J.J.C. (‘Jack’) Smart, renowned as a pioneer of physicalism in the philosophy of mind, died in October, aged 92. He was one of the main originators of the highly-influential Mind/Brain Identity Theory. This claims that states of your mind don’t just arise from states of your brain, or happen at the same time as them, but are actually identical with states of your brain. For example, your feeling a pain might be identical with a particular group of nerve fibres (C-fibres) firing in your brain. Smart was also interested in ethics, and he co-wrote a very well-known book with Bernard Williams called Utilitarianism: For and Against. (Smart defended Utilitarianism in the book, while Williams attacked it.) Jack Smart was born in Britain and moved permanently to Australia in 1950. For many years he was professor of philosophy at the Australian National University in Canberra.

Prof. Paul Kurtz

Paul Kurtz has died aged 86. He was one of America’s best-known skeptics, an atheist, philosopher and publisher, and an organizer of such energy and effectiveness that he was known by many as the father of secular humanism. He founded the Prometheus Books publishing house, plus organisations including the Center for Inquiry, and magazines including Free Inquiry and the Skeptical Inquirer. He was professor of philosophy at SUNY Buffalo, in upstate New York. In the 1980s a newly discovered asteroid (6629 Kurtz) was named in his honour.

Annette Baier

Annette Baier, who has just died in New Zealand, was an ethicist, feminist philosopher and scholar of David Hume’s moral psychology. However, Baier argued that men’s moral psychology differs from that of women, with men tending to base ethical judgments on an idea of justice and women basing them more on a sense of caring. She spent most of her career teaching at the University of Pittsburgh, before retiring to her home town of Dunedin.
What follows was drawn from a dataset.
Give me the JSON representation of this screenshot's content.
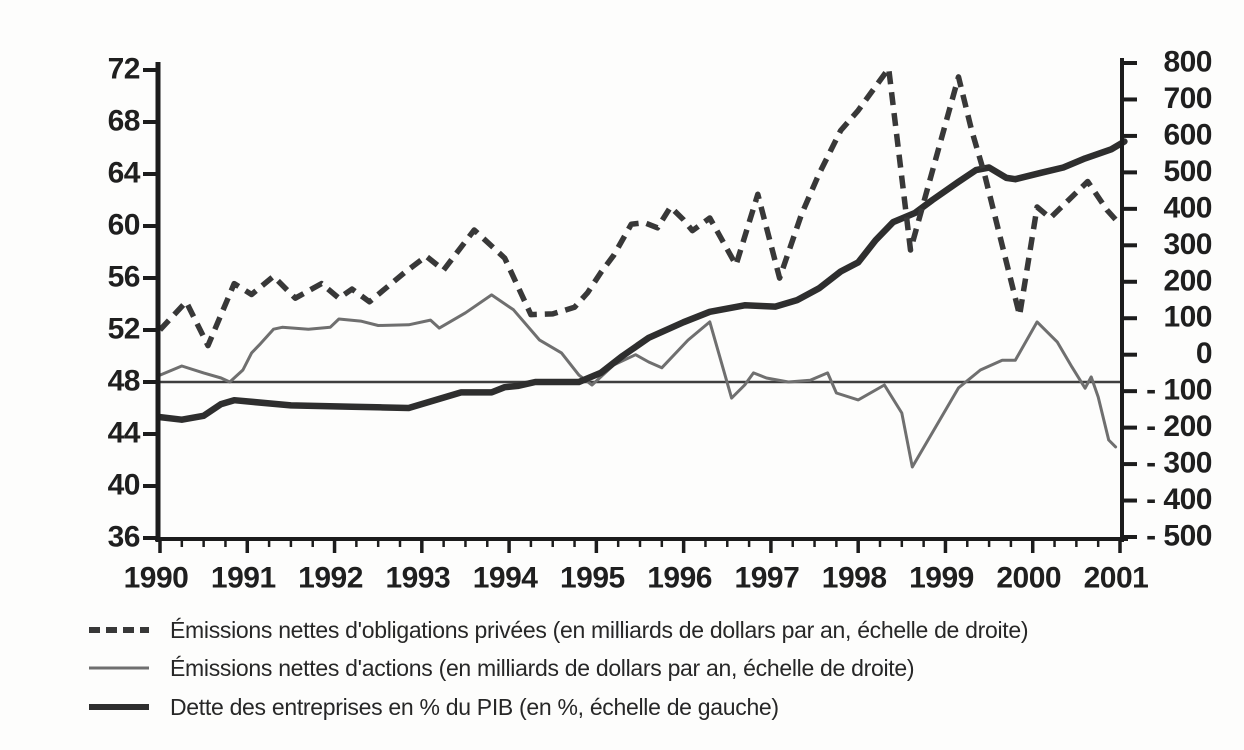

A former student, Dr Rebecca Kukla, remarked online that she had learned from Baier: “that you could live a completely non-conformist life filled with romance and adventure and also be a successful academic philosopher.”

Jacques Barzun

The French-American philosopher of education, cultural commentator and historian of ideas Jacques Barzun died in San Antonio on October 25th at the age of 104. Barzun’s writing career spanned more than 70 years, and From Dawn to Decadence, which made the New York Times bestseller list, was published in 2000 when he was already 92.

Ray Billington

Professor Ray Billington died in September. A former priest, he was officially declared a heretic by an assembly of the Methodist Church, and later became a fullblooded atheist before eventually turning to Eastern mysticism. He taught philosophy for many years, founded several local philosophy discussion groups, and was the author of books including East of Existentialism (1990), Understanding Eastern Philosophy (1997), Religion Without God (2001) and Living Philosophy: An Introduction to Moral Thought (1988).